2.   Parties may use language that releases every claim that arises, including unknown claims. However, courts will require clear language to infer that a party intended to release claims of which it was unaware: at paras. 9-10.
3.   General language in a release will be limited to the thing or things that were specially in the contemplation of the parties when the release was given: at para. 13.
4.   When a release is given as part of the settlement of a claim, the parties want to wipe the slate clean between them: at para. 23.
5.   One can look at the circumstances surrounding the giving of the release to determine what was specially in the contemplation of the parties: at para. 28.

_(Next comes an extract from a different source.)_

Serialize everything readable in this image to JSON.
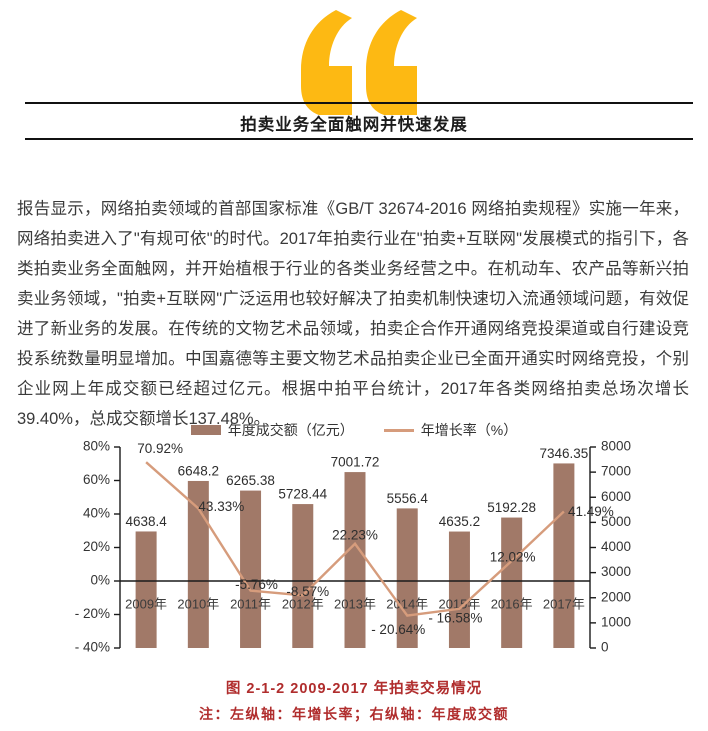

3.   The Court held that the release in this case was sufficient to apply to (and preclude) future claims that were unknown at the time when the release was executed because it not only applied to litigation up to the date of the release, it expressly applied to “claims arising from any and all services provided by DMCT to Prinova” during the time frame in question [emphasis added]:

[49]   Although the release does not specifically say that it includes unknown claims, it includes all claims arising from the services provided by the accountants up to the end of December 2007. By including all claims, but limiting the description of the claims that are intended to be covered both by subject matter and by time frame, there is no need to further specify the types of claims that are included. The language is specific and fully understandable: it includes all claims related to professional services provided during the specified time frame. There is no need, for example, to say, “including tort claims, negligence claims, breach of contract claims, costs claims”, etc. They are all included unless specifically excluded. The same analysis applies to unknown claims – by specifying the claims contemplated by the parties and describing them inclusively, all claims in the defined category are included unless specifically excluded. Had it said “including known and unknown claims”, that would just have been another way of saying that the release includes all claims.
[50]   In my view, the language used by the parties in this release was clear and unequivocal in its intent and effect. The Divisional Court did not find the language “exceptionally comprehensive” enough to include the claim that arose. I do not agree. More words would not assist. I agree with the observation by Lord Hoffmann in Ali, at para. 38, that the solution does not lie with more verbiage.
[51]   The problem for the client here is not that the words used are unclear, but that the claim that arose was unanticipated. In signing the release, the parties intended to fully and finally settle the fee dispute – a dispute that arose because the client was unhappy with both the time spent and the quality of service provided by the accountants. The language of the release covers all claims arising from the work the accountants did on the butterfly transaction in 2007. The parties were wiping the slate clean in respect of that work. Had the client wished to exclude claims it might later discover arising from that work, it could have bargained for that result.
[52]   The Divisional Court held that because the parties were not aware that the accountants had given negligent advice on the butterfly transaction, the client’s claim for negligence did not exist when the release was signed. With respect, this statement constitutes an error of law. The negligent advice on how to put in place a butterfly transaction to achieve a tax-free division of the client’s business was provided by the accountants in April 2007. Because neither party was apparently aware that the advice was negligent, there would be a discoverability issue for the purpose of determining the relevant limitation period. However, the fact that the claim was not discovered does not mean that it did not exist, nor that it was not discoverable. In fact, it did exist, but came to light only upon being discovered by other accountants four years later.